OBJECTIVE: This study aimed to describe mental healthcare providers’ attitudes about tobacco use, their personal smoking status, their confidence in offering smoking cessation support to clients living with severe mental illness, and the extent to which they incorporated smoking cessation interventions into their practice. The study also aimed to determine whether the providers’ attitudes, smoking status, and confidence were associated with offering smoking cessation support to clients.
METHODS: Self-administered questionnaires were distributed within community-based mental health agencies to those who provide care and support to adults living with severe mental illness. Outcomes measured included respondents’ smoking status, attitudes related to the provision of smoking cessation support, confidence in providing smoking cessation intervention, and smoking cessation practices. We conducted multivariate analyses using logistic regression analyses to examine the factors associated with the providers’ tobacco-related practices.
RESULTS: In total 282 of 871 care providers responded to the survey, 22% of whom were current smokers.
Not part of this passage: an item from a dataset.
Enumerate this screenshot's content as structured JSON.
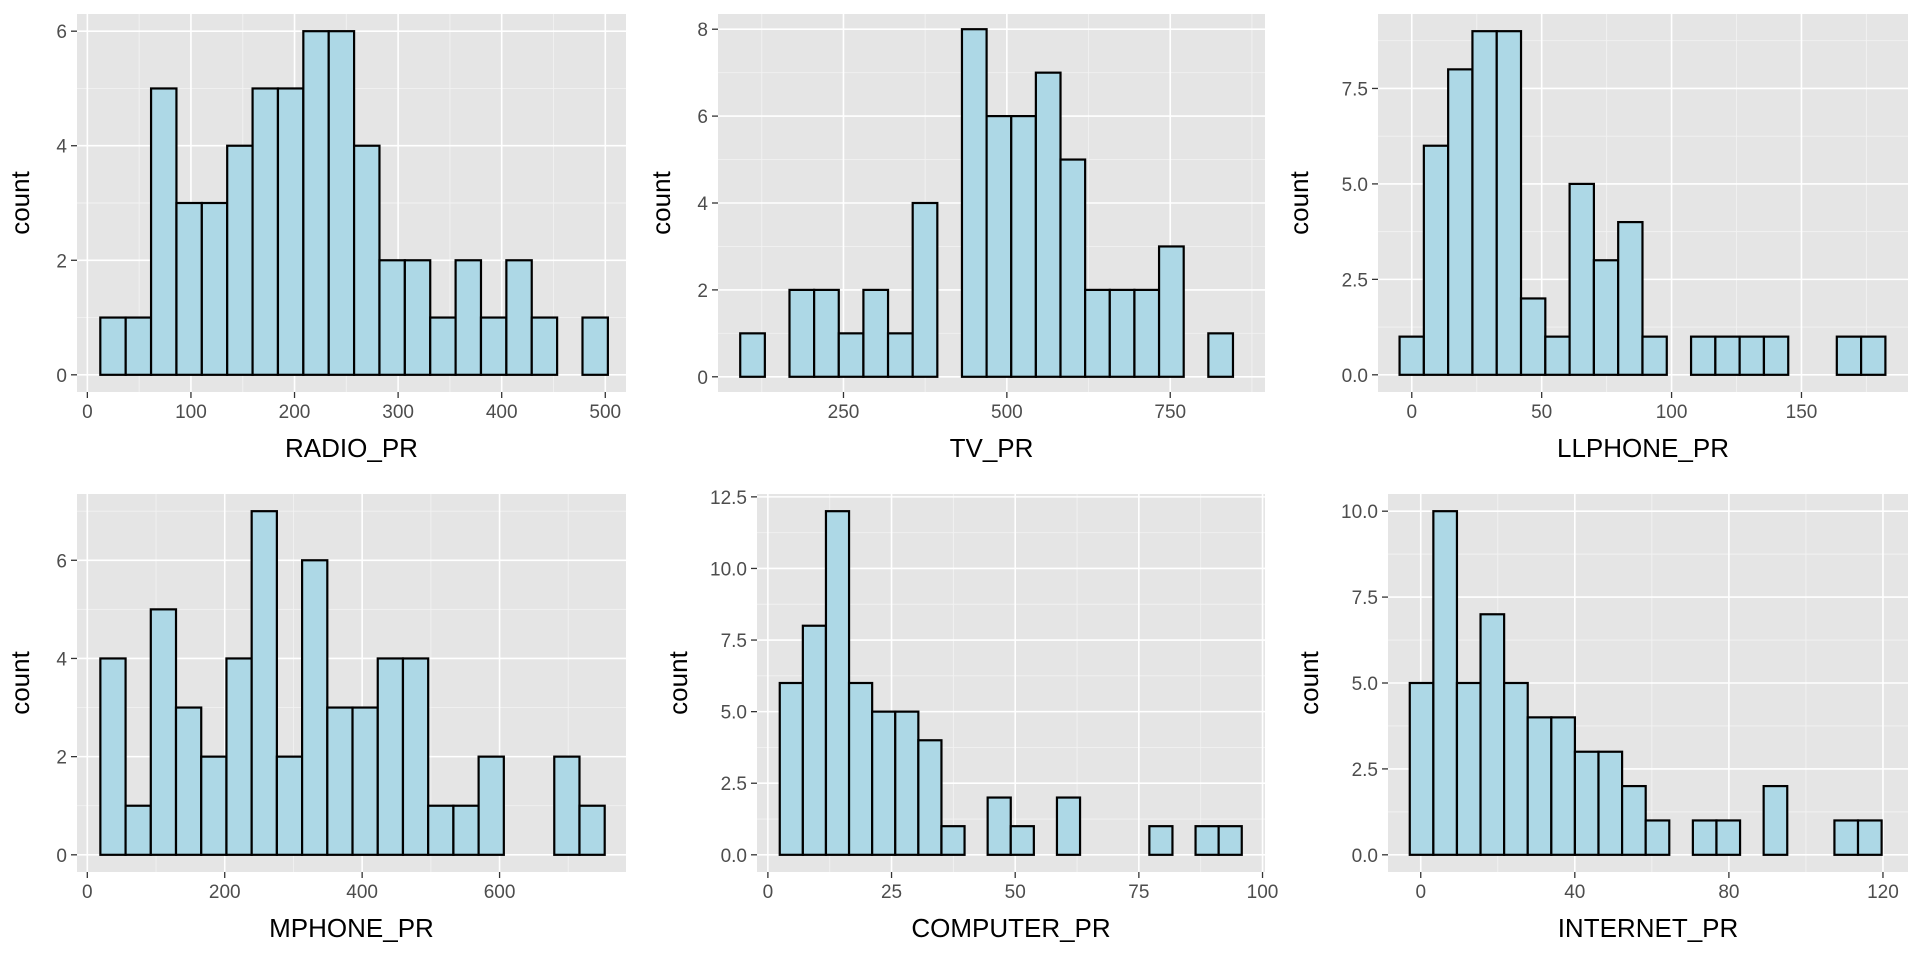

The providers who held sympathetic attitudes about their role and their clients’ role in smoking cessation, who were never or former smokers, who were healthcare professionals rather than paraprofessionals, who had relatively more confidence, and who had more experience working in the mental health field were more likely to engage their clients in tobacco-related interventions.
CONCLUSIONS: In this study the healthcare providers working in community-based mental health have a smoking prevalence rate that exceeds that of the region’s general population and did not provide optimal smoking cessation support to their clients.
PRACTICE IMPLICATIONS: Interventions that bolster the confidence of providers to engage is smoking cessation activities and that support a shift in attitudes about the role of tobacco use in mental health are required.